The judge wrote that the question before the high court in Dobbs “was not whether any provision of the Constitution provided a right to abortion.”

“Rather, the question before the Court in Dobbs was whether the Fourteenth Amendment to the Constitution provided such a right,” Kollar-Kotelly wrote.

“That is why neither the majority nor the dissent in Dobbs analyzed anything but the Fourteenth Amendment,” she wrote. “In fact, on the Court’s initial review, not a single [friend-of-the-court] brief mentioned anything but the Fourteenth Amendment and the unratified Equal Rights Amendment.”

The 14th Amendment’s due process clause was cited by the Supreme Court in Roe v. Wade, which established that there was a right to privacy contained in that clause and elsewhere in the Constitution which gave people the right to obtain an abortion until a fetus became viable.

In its ruling tossing out Roe, the Supreme Court wrote in its majority opinion that the 14th Amendment “clearly does not protect the right to an abortion.”

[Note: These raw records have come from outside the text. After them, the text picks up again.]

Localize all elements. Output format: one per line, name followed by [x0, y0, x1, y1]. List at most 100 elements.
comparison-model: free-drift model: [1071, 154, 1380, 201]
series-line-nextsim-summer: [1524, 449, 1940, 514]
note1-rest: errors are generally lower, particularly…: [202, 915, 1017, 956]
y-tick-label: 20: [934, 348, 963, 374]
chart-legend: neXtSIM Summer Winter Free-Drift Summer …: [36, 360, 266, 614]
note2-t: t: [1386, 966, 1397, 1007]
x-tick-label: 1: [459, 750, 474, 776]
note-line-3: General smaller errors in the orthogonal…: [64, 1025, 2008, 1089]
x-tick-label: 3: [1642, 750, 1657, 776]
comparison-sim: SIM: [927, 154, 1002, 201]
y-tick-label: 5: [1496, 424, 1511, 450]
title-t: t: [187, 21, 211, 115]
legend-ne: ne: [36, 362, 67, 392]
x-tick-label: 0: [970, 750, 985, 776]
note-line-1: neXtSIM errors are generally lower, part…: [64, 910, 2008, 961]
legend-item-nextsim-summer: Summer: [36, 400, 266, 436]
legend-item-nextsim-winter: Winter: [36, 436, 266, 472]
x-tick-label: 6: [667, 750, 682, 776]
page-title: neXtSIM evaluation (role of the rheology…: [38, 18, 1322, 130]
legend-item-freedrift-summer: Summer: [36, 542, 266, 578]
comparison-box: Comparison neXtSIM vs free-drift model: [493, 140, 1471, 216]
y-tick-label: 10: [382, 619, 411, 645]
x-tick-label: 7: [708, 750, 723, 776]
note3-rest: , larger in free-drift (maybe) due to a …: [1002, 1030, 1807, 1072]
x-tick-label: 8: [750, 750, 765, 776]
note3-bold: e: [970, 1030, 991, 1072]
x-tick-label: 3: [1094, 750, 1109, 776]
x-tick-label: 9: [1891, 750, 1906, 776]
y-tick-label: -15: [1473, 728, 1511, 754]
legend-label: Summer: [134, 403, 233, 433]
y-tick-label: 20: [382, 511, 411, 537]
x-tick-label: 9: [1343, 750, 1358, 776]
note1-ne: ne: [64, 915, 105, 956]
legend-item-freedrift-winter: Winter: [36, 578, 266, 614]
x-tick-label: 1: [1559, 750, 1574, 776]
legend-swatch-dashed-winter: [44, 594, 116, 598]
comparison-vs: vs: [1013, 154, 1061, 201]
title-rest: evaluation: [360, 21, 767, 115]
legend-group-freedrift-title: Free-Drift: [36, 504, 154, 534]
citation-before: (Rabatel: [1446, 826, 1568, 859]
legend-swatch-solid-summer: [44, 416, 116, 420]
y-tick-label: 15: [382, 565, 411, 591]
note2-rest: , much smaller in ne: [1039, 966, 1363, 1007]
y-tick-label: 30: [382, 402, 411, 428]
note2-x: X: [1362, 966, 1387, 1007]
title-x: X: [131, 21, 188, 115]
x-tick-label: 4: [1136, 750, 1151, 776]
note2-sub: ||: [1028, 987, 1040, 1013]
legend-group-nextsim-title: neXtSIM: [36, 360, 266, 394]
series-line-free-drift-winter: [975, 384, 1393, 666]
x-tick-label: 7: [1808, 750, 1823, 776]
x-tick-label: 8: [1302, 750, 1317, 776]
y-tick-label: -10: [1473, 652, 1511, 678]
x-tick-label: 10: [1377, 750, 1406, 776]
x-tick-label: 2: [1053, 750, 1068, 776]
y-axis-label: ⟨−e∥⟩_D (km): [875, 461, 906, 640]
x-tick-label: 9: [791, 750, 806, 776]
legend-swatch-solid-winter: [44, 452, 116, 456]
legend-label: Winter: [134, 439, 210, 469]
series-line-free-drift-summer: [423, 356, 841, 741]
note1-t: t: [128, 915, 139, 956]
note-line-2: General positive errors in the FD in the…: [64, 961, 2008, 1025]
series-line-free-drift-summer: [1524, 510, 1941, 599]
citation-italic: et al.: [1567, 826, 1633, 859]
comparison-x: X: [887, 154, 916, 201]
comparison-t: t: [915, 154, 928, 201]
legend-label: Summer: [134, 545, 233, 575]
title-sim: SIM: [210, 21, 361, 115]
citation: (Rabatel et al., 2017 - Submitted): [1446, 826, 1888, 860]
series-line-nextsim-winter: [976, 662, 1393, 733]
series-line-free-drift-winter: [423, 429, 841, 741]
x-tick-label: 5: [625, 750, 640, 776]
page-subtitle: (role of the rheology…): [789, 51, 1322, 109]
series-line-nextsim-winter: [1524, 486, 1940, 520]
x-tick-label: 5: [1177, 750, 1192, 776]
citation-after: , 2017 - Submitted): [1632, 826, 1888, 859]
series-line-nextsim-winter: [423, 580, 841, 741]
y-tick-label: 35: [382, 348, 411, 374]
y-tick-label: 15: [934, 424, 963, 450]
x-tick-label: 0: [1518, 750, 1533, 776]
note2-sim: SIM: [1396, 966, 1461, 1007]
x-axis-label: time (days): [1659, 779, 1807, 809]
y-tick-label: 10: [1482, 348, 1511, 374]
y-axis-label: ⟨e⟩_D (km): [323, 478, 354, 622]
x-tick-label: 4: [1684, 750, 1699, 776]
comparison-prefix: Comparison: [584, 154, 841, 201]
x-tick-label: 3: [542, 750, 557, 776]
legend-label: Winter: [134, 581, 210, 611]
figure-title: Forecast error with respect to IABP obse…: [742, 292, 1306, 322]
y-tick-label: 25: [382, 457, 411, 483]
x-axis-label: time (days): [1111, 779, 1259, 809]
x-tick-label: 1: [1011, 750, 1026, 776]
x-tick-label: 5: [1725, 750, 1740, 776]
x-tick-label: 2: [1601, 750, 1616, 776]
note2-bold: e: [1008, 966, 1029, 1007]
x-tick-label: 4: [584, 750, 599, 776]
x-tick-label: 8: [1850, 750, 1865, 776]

Kollar-Kotelly wrote that “it is entirely possible that the Court might have held in Dobbs that some other provision of the Constitution provided a right to access reproductive services had that issue been raised.”

“However, it was not raised,” she noted.

And she wrote that since last year, the court’s holding that the Constitution does not confer a right to abortion “is often read as saying “the Supreme Court held that no provision of the Constitution extends any right to reproductive health services.”

Kollar-Ketelly wrote that for her part, she “is uncertain that this is the case.”